I love science. I really do, but sometimes, I wish all those researchers would just shut up. We humans are entitled to a little mystery. Like the making of sausage, we don’t need to know about everything that goes on inside us. When I savor a hot fudge sundae, for example, do I care if the experience is hedonic or eduaimonic?
Unfortunately, science ignores what I think. They’ve already decided that eating a hot fudge sundae is an hedonic pleasure, as is taking a bubble baths or lazing in a hammock on a sunny day. The experience makes me feel good but does little to improve my health. In matters of a longer life, eduaimonic pleasure is the one that counts. That’s the kind we humans experience when we hold a baby or do a kindness for someone else. Call it the “aw-w-w” feeling that makes us feel warm inside.
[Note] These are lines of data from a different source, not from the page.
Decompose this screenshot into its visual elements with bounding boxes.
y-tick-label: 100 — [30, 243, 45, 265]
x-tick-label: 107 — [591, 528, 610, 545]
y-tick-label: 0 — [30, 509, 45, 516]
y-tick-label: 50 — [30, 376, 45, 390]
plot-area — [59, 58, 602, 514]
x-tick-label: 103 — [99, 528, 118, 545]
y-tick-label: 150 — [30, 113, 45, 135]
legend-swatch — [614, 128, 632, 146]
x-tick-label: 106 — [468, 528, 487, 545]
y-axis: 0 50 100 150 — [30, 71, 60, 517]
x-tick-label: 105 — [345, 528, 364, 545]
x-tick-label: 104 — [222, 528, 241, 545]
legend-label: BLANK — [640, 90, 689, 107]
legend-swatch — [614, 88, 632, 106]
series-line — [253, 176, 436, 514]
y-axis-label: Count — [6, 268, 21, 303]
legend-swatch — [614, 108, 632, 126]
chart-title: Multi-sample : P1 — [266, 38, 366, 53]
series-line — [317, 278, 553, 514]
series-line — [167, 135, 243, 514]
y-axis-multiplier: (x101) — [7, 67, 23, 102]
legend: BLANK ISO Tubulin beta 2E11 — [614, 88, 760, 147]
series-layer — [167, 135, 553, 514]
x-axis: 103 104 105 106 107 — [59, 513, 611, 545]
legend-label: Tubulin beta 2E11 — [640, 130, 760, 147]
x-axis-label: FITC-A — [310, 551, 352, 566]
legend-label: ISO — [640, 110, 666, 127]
Science says that feeling is the release of oxytocin, a potent hormone that fights stress by giving our hearts and immune systems a boost. (“How Your Mind Can Heal Your Body,” Good Housekeeping, December, 2013, pg. 78) When we are altruistic — say running an errand for a friend or volunteering at a homeless shelter — oxytocin is our reward.
Centuries ago, the Greek philosopher, Aristotle, observed that “Man is by nature a social animal.” After all those years, science has proved him right. Nature has imbued us with a health dividend, bankable whenever we put someone else’s welfare ahead of our own.
Maybe knowing the difference between hedonic and eduaimonic pleasure has its uses, after all. A New Year’s resolution to work harder to help others wouldn’t go amiss. In a funny way, we’d be putting ourselves and our health first.